Let’s go back a bit to the quote from the Emirates 777 FCOM: “The TO/GA switches are inhibited when on the ground and enabled again when in the air for a go around or touch and go.”

I bet the pilots never tried that in the simulator.

Modern aeroplanes now are rather like personal computers in the relationship pilots have with them: most people are skillful users of tablets or laptops for routine tasks, but never have a chance to try out their full capabilities, most of which would rarely be needed. But if things go wrong or something unusual happens, the user is often out of his depth.

The Royal Aeronautical Society is hosting its two-day International Flight Crew Training Conference in London next week. This is one of the subjects that will be examined there.

Flydubai accident update from MAK

David Learmount Uncategorized , , , , , , ,

Russian accident investigator MAK has released preliminary information from the flight data recorder suggesting that there was no mechanical or aircraft systems fault in the Flydubai Boeing 737-800 at the time it appeared to go out of control and crash on final approach to Rostov on Don (see details in blog entry for 20 March).
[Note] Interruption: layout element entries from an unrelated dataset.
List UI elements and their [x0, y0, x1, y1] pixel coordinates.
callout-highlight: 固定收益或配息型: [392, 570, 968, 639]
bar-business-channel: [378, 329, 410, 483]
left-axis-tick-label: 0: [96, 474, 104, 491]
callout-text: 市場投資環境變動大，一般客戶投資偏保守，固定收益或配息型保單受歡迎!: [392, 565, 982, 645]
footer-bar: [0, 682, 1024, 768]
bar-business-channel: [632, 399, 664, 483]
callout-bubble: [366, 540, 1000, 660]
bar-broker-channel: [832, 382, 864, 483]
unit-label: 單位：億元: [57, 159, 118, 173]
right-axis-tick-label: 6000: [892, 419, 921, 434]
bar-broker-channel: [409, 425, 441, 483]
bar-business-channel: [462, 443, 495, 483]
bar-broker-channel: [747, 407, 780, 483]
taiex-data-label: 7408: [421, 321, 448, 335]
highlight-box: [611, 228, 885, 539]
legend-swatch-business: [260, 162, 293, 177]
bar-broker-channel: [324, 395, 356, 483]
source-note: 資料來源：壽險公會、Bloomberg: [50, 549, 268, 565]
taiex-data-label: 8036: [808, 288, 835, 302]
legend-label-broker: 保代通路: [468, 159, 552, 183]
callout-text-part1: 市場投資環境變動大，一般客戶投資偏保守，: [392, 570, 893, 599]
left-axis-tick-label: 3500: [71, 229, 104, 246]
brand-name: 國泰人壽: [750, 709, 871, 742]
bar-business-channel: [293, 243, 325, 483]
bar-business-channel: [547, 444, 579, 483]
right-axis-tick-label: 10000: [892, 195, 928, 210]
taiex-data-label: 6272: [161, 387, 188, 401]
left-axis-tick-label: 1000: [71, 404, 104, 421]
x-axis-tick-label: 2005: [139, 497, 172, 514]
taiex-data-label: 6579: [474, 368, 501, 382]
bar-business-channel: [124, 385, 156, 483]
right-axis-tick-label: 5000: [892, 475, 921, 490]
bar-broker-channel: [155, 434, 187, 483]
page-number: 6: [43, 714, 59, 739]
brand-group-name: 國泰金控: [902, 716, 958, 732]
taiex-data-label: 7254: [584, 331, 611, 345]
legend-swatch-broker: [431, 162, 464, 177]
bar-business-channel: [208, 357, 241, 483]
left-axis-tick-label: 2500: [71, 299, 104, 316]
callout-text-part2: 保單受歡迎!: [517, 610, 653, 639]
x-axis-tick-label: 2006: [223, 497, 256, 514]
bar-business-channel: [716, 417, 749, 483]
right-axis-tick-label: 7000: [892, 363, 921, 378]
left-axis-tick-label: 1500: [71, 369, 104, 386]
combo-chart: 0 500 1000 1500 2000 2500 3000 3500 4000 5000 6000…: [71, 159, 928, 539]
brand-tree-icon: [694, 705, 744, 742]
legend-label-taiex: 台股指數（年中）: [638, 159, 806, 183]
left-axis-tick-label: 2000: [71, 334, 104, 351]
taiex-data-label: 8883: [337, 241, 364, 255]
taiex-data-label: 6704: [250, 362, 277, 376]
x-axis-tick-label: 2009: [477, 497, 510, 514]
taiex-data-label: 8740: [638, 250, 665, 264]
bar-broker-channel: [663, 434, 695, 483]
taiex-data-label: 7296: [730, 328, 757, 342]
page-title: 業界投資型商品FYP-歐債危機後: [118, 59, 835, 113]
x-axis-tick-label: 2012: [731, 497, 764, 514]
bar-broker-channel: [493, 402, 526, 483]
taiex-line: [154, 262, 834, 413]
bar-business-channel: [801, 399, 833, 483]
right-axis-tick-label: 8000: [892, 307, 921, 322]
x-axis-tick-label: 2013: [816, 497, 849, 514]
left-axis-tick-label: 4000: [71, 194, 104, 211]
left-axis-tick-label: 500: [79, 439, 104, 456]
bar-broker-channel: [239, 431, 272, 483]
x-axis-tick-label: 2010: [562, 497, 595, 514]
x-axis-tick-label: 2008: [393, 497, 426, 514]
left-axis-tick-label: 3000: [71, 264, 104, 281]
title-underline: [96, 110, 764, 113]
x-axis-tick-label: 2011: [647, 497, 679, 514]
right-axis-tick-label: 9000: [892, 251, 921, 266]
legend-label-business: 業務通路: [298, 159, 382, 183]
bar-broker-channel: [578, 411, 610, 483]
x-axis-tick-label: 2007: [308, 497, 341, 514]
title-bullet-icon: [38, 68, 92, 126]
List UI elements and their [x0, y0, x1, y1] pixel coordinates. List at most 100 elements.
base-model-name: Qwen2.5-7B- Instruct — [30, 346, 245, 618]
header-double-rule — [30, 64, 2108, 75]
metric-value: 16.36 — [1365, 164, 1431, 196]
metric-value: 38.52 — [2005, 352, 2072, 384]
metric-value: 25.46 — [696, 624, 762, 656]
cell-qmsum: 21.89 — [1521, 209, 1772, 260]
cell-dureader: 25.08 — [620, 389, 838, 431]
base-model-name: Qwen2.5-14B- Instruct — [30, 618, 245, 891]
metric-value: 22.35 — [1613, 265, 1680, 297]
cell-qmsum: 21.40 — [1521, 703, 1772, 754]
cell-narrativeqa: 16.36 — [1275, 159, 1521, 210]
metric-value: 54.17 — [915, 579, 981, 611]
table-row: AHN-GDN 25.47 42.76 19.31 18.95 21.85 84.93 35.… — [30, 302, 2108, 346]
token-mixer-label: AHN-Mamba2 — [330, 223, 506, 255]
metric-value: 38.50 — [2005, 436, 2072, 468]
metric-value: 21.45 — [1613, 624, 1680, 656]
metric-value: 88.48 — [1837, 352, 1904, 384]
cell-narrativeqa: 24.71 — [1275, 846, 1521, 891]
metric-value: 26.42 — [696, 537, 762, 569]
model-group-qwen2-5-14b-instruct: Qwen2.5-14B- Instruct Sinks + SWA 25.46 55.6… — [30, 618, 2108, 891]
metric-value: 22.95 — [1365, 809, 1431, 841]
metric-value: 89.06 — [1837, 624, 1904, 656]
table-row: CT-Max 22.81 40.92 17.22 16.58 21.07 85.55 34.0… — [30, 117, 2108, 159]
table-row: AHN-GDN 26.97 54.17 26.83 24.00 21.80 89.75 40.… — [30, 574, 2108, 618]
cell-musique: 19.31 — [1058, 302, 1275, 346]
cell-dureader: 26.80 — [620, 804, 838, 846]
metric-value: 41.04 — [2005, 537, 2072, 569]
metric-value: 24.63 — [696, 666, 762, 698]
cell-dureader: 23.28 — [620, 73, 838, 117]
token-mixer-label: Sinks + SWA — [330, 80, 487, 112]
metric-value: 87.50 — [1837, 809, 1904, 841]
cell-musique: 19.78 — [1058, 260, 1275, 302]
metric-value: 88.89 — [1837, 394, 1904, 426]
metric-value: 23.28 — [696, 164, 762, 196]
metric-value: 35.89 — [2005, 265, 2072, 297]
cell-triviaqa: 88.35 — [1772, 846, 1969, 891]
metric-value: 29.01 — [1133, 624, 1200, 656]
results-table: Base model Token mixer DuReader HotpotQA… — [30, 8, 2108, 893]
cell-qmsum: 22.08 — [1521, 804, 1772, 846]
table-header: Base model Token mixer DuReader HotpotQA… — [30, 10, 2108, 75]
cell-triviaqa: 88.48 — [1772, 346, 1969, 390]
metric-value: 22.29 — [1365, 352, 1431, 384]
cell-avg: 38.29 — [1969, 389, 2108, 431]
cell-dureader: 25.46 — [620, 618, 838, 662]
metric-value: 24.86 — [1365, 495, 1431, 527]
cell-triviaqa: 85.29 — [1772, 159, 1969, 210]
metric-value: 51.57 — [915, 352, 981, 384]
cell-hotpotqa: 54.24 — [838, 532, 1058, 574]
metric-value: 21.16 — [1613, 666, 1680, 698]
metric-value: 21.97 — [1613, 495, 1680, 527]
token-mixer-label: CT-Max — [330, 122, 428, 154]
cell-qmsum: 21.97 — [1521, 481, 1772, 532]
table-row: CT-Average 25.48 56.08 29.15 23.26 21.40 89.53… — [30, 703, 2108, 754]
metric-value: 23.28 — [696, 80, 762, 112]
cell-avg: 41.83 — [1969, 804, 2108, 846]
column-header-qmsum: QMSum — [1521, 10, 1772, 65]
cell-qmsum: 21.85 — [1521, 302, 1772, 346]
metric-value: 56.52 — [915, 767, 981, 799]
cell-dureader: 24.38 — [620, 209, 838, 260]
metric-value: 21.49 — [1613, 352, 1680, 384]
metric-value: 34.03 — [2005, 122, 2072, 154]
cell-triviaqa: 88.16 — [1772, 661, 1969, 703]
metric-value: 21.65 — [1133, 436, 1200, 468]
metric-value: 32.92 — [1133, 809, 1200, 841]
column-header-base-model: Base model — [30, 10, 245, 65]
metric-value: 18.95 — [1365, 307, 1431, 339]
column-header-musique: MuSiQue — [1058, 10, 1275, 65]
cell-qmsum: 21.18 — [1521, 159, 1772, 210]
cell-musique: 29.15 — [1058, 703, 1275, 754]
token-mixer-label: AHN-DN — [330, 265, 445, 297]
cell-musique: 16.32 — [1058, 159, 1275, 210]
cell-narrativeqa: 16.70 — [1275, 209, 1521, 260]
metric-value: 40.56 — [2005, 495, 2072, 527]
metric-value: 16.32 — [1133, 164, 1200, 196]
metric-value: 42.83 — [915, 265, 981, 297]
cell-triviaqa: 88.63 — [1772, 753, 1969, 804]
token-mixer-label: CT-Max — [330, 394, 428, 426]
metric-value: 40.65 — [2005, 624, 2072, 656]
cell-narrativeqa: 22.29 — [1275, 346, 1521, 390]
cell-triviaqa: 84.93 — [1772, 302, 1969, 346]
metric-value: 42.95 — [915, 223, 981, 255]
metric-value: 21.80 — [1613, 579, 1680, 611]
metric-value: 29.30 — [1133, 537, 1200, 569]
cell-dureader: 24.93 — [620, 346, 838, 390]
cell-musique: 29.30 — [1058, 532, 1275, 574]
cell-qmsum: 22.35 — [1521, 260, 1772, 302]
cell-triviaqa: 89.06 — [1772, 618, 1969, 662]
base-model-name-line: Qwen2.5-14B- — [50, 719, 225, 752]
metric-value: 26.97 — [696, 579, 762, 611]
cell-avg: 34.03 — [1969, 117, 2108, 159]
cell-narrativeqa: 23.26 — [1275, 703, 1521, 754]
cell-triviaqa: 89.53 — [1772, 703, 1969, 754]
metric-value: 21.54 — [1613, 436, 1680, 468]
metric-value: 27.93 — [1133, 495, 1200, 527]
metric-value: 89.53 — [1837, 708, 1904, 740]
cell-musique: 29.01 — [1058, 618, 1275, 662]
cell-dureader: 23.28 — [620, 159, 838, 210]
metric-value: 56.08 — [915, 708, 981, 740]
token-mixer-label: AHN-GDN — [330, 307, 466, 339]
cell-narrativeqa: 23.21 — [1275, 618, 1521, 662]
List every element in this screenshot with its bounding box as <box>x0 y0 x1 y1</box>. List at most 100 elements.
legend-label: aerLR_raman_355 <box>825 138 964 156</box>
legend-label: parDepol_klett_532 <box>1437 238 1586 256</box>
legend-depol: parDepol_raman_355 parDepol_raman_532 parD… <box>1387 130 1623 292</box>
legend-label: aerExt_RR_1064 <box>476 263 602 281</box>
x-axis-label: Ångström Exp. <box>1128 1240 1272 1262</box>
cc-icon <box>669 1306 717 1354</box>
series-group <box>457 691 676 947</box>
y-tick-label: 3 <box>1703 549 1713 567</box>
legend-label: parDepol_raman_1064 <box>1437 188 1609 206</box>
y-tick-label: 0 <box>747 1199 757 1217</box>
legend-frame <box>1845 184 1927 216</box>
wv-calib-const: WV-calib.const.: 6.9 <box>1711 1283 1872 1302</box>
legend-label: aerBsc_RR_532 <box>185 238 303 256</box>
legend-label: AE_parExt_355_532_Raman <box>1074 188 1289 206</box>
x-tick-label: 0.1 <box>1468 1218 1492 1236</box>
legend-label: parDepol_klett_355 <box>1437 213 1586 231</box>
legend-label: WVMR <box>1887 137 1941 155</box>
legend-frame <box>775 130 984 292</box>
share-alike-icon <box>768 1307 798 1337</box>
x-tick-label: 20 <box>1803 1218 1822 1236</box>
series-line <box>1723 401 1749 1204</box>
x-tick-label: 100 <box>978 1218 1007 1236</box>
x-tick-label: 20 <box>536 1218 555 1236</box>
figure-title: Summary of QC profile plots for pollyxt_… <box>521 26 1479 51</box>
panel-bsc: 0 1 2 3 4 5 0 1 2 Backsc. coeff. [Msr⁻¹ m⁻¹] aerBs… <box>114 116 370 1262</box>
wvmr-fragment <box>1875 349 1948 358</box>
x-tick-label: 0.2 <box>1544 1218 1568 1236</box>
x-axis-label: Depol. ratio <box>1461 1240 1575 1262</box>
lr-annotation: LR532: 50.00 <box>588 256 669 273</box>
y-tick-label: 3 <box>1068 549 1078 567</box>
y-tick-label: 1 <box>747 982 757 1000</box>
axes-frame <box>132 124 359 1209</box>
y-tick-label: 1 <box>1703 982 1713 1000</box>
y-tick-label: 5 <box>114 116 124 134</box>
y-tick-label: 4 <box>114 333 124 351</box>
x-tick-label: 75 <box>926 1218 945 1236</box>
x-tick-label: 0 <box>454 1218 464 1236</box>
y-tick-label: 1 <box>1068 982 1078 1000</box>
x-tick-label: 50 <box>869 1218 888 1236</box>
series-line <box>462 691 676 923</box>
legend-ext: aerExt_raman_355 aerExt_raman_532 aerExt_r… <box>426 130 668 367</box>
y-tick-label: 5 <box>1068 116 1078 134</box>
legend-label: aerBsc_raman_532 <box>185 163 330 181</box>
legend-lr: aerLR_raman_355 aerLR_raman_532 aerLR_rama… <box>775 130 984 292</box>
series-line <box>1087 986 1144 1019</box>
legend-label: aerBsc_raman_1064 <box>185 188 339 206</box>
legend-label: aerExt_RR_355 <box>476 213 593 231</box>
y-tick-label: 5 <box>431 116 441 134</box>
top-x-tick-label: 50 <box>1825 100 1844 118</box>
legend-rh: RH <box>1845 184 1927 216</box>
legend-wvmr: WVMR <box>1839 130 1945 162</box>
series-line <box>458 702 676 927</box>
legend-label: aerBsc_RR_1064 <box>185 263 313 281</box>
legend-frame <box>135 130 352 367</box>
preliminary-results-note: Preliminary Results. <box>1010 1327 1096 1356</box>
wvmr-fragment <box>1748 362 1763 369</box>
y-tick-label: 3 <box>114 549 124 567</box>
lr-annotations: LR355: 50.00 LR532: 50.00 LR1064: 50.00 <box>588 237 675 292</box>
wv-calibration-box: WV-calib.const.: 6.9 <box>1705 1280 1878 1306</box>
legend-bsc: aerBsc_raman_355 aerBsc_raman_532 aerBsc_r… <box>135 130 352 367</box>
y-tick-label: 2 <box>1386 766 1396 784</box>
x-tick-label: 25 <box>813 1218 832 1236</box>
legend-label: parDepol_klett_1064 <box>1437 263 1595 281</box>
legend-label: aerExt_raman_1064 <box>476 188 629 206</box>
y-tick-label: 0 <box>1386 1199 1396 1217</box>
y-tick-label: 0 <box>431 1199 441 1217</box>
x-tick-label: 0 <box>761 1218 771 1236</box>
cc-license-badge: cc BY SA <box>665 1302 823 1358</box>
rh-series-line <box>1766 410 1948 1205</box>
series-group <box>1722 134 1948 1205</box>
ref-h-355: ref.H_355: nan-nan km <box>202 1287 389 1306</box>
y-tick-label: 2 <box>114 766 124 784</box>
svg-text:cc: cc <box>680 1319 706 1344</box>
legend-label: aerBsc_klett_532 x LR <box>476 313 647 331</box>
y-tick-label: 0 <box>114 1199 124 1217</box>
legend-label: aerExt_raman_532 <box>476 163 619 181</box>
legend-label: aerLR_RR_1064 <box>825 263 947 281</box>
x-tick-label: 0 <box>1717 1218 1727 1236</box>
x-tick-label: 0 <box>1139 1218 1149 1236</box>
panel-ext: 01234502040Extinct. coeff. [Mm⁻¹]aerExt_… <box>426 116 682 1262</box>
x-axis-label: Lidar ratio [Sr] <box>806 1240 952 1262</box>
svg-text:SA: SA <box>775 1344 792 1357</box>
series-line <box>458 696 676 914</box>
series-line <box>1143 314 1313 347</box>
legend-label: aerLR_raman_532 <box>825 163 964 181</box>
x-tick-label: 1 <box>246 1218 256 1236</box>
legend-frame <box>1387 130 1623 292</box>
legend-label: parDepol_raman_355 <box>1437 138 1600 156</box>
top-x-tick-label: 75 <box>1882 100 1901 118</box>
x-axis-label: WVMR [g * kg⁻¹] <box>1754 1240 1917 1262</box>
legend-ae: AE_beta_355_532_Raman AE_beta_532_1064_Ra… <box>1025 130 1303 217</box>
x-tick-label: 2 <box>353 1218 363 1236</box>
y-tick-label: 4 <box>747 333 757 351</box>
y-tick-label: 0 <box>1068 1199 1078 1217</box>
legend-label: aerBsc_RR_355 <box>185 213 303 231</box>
Also since the previous blog story was written, video imagery has been released indicating that the final trajectory of the aircraft to impact was a nose-down high speed dive, which matches closely the flight profile of a Tatarstan Airlines 737-500 before it crashed on approach to Kazan, Russia in November 2013 (see also 20 March story for details).

If the MAK confirms these details in a fuller release soon it will highlight a need for the industry to train crews better for all-engines go-around manoeuvres because of the potentially dangerous combination – especially at night or in IMC – of the strong pitch-up moment caused by go-around power from underslung engines, plus “somatogravic illusion” in the pilots. Somatogravic illusion is the feeling induced by rapid forward acceleration that the nose has pitched up when it has not.

Another factor in this lack of crew familiarity with all-engines-go-around risks is believed to be that the go-arounds most practiced during recurrent training involve an engine-out abandoned approach, in which the power, pitch-up moment, climb rate and airspeed acceleration are all much more gentle.

The Flight Safety Foundation has been alerting airlines to this risk for many years now, and some airlines have modified their recurrent training accordingly.

Pilot groups in Dubai are also alleging that crew fatigue may have played a part in this accident. If this is true, it will emerge in the MAK final report.